Great article, Witt! I found it quite balanced and a clear-eyed look at sugaring (and not at all as accusatory as a few other readers seem to have taken it).
I met a former SB of mine when she was only 19 and a student. She had asked her current SD to find another guy (me, as it turned out) to experience an MFM threesome. She was a surprise: a sexual force of nature, but also endlessly sweet and nurturing, and she both looked and acted like a woman of greater years. We took an instant liking to one another. Despite this I distinctly remember the mental gymnastics I performed when she reached out months afterwards wanting to connect again. I knew the brain science that said she was likely not yet an adult. I knew the power imbalance could set us both up for an unhealthy situation, despite best intentions. We even talked about it together. But ultimately I knew she needed the financial help ("better me than someone less caring", I rationalized), and I craved her trustworthy intimacy. So we continued for over two years together.
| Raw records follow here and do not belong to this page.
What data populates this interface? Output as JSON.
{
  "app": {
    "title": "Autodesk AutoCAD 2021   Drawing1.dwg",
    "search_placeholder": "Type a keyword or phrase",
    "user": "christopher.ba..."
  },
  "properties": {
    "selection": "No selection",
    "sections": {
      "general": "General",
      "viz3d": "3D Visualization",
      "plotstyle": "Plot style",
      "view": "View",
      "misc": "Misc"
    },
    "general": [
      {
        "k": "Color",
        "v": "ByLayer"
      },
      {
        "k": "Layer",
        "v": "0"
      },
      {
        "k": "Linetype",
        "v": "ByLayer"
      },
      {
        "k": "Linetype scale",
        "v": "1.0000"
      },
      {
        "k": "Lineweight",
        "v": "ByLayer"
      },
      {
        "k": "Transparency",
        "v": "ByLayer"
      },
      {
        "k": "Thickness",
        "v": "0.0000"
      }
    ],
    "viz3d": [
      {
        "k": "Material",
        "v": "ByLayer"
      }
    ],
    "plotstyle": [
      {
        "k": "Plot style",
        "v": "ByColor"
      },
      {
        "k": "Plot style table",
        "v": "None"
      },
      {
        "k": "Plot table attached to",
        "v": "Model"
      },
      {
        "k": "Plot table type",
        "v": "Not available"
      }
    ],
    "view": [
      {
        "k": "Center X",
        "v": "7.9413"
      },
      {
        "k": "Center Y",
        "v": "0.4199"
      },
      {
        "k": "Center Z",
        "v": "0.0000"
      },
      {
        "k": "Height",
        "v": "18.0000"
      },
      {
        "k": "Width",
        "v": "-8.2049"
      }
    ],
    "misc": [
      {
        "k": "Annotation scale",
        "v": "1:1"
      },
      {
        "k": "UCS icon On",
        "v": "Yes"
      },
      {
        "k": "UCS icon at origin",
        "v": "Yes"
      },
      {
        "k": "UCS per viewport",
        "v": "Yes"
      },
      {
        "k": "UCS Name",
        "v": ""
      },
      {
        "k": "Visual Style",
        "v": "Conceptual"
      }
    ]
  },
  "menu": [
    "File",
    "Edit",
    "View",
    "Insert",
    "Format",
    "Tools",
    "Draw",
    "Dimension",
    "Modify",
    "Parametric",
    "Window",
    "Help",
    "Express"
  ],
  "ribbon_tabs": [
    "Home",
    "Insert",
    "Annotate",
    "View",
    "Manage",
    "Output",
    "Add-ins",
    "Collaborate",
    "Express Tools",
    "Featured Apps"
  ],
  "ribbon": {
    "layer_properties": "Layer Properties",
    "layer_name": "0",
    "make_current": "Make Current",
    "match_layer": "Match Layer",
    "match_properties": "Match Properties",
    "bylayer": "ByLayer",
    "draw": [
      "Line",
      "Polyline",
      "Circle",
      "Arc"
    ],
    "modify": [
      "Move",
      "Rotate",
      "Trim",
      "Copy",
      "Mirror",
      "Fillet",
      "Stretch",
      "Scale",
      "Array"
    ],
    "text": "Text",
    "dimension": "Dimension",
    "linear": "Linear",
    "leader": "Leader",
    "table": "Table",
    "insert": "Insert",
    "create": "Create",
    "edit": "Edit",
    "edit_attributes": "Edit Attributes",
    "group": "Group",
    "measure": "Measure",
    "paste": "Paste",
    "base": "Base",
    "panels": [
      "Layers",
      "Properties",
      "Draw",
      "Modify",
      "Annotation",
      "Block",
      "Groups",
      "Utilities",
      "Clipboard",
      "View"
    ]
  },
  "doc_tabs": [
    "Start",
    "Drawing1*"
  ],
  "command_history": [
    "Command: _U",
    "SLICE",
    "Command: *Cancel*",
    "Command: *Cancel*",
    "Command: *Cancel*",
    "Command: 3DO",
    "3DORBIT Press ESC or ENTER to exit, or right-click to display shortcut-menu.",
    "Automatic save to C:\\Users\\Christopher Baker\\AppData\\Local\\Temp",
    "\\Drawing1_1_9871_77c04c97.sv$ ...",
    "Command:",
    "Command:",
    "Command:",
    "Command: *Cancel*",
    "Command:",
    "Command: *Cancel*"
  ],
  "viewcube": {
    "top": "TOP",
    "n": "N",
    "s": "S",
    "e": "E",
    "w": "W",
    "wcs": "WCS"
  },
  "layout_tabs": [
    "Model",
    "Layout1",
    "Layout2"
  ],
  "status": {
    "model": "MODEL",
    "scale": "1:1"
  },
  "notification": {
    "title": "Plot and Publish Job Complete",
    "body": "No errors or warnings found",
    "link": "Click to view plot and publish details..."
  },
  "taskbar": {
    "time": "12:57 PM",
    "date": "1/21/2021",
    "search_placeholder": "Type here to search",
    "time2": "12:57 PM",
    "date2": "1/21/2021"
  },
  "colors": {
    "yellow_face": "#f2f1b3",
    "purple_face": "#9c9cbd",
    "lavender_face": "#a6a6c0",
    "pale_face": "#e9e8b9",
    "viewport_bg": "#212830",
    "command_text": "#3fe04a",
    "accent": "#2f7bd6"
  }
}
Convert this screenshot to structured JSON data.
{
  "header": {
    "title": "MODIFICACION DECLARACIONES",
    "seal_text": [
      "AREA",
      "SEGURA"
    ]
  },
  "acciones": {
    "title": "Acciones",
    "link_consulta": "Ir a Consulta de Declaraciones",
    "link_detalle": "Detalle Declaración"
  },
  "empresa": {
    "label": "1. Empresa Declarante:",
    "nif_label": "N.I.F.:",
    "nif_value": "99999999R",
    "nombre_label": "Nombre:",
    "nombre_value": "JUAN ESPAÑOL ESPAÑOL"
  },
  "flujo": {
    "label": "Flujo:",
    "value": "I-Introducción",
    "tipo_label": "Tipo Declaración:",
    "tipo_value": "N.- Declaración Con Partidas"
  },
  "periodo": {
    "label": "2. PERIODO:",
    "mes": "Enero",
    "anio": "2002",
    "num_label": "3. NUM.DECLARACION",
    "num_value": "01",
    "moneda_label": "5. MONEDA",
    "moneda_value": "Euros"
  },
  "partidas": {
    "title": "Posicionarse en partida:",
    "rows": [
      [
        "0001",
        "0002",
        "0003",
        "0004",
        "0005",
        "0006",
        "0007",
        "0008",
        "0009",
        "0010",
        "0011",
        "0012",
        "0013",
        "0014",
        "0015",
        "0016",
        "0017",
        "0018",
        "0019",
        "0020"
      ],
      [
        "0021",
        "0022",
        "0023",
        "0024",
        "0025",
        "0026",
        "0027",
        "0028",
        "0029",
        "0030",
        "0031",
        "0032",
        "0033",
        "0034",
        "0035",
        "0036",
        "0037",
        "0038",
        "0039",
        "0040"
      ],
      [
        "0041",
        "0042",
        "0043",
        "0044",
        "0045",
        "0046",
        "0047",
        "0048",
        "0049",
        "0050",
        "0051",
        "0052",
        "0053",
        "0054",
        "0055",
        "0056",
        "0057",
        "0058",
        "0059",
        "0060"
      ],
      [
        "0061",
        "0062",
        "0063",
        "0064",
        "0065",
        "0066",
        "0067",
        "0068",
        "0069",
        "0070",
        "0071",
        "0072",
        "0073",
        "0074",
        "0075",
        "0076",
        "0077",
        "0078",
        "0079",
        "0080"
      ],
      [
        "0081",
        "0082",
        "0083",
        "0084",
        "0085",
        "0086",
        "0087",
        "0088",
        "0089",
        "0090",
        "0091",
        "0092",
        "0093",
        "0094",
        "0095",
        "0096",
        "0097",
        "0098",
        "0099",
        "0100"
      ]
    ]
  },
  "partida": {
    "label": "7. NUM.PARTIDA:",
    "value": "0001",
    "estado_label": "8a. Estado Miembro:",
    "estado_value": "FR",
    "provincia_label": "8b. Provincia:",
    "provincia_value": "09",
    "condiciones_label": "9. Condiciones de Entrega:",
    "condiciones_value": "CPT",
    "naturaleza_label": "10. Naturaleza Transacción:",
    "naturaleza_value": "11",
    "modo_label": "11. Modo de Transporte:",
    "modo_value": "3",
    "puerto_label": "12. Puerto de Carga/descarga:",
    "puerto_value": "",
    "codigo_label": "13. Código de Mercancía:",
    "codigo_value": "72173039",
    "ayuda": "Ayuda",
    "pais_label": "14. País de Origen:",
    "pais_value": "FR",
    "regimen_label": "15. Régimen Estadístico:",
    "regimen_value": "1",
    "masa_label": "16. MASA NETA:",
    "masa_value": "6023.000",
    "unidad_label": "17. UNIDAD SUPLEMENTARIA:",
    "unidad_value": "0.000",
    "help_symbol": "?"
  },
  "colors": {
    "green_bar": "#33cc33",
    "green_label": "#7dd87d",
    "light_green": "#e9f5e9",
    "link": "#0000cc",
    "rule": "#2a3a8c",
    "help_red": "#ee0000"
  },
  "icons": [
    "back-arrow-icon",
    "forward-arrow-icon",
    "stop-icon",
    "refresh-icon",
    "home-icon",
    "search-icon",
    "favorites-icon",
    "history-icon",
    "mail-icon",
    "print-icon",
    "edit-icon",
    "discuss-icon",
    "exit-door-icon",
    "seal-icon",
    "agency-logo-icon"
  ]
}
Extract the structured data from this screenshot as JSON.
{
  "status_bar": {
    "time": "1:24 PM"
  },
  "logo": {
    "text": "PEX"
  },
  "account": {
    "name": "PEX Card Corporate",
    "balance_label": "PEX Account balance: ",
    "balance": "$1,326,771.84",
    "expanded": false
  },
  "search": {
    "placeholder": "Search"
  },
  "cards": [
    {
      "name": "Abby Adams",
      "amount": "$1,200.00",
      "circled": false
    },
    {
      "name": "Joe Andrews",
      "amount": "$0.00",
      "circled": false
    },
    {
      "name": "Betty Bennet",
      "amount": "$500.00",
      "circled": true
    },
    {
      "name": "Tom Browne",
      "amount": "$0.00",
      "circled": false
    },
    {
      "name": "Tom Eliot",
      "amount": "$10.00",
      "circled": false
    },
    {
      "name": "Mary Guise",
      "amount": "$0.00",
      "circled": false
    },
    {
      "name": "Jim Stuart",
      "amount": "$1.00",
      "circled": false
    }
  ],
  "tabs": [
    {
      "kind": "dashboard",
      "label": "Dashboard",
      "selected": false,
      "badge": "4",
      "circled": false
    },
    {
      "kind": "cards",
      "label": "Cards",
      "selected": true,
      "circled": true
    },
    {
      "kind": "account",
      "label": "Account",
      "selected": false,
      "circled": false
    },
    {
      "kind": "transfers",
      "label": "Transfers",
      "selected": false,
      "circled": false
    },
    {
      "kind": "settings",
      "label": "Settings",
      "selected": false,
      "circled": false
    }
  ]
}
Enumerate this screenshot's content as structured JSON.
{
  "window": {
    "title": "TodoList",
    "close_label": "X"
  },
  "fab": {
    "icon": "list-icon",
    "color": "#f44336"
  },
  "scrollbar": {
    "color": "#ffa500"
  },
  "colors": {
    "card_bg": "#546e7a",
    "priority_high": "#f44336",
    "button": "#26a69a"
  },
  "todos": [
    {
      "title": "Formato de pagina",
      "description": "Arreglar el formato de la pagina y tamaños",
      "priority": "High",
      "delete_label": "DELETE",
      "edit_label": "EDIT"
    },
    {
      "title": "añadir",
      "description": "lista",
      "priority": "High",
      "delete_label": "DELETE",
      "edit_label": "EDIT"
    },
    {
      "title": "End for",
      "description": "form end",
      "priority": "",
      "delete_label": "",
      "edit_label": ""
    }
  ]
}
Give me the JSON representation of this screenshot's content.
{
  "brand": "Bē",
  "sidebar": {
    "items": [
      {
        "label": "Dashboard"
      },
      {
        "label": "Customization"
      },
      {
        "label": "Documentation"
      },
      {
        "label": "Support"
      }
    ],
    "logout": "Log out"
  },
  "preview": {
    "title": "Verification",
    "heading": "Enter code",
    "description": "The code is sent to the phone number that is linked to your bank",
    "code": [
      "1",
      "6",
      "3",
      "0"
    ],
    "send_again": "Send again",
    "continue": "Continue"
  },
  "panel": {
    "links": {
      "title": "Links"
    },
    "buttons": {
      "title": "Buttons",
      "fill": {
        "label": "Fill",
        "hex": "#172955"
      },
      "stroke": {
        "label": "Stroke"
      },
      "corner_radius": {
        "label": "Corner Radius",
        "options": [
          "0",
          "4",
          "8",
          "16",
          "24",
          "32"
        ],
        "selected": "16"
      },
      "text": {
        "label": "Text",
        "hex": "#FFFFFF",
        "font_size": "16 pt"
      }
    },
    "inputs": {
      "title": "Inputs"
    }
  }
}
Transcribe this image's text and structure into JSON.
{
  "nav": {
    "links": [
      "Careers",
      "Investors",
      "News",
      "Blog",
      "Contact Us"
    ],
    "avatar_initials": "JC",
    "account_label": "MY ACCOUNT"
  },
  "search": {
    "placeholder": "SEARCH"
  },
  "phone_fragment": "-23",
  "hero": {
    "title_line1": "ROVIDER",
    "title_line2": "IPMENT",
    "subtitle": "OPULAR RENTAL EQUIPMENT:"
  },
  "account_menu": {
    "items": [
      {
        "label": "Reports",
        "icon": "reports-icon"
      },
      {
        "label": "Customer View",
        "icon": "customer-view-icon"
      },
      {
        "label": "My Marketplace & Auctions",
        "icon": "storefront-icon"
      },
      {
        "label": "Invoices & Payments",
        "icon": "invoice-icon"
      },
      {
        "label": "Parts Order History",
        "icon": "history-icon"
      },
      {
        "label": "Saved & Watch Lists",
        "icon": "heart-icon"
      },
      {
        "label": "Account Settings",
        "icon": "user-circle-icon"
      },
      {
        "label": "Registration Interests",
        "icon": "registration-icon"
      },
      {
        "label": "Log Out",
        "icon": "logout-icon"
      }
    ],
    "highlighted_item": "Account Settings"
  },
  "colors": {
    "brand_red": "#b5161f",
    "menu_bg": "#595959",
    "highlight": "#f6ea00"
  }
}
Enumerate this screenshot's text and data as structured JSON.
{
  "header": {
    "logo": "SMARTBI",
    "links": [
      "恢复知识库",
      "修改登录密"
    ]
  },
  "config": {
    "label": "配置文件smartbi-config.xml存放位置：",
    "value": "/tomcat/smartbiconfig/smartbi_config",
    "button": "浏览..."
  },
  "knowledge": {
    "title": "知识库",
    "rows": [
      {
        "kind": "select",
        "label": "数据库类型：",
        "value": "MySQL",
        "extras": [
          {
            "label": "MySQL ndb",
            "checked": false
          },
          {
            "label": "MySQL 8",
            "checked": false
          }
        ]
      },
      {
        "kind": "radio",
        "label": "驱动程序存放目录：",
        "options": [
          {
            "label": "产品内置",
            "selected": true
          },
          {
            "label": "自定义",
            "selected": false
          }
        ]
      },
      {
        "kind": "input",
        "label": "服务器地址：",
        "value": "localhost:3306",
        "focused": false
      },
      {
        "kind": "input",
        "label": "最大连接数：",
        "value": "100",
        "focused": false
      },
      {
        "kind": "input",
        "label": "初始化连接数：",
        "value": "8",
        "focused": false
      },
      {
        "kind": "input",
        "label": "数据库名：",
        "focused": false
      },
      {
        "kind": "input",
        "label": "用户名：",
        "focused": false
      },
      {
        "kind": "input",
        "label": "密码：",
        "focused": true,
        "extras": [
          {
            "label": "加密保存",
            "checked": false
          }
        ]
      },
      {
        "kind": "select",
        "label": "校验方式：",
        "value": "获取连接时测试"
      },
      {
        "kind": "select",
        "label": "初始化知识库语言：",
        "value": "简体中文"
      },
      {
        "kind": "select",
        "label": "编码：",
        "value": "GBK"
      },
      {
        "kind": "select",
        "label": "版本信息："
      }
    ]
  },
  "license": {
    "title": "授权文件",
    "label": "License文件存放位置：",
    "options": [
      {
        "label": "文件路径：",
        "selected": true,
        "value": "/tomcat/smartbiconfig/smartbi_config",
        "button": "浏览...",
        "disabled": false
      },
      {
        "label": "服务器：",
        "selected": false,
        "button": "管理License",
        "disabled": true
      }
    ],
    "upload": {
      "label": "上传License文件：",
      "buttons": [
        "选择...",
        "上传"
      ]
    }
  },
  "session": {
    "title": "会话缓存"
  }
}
It wasn't until I finally admitted everything to my ex-wife that we broke it off. Looking back now, I'm pretty sure I learned as much from her as she did from me.
But all of the warnings you share I think are warranted, and are solid considerations for a younger woman contemplating sugar dating. I feel like she and I dodged bullets to make it work, and it was a fortunate connection that defied the odds. I'm not interested in ever trying to repeat a relationship with such gaps in age and power. I think i have a greater awareness now of the potential risk to cause damage than I did then. But wow, was it amazing.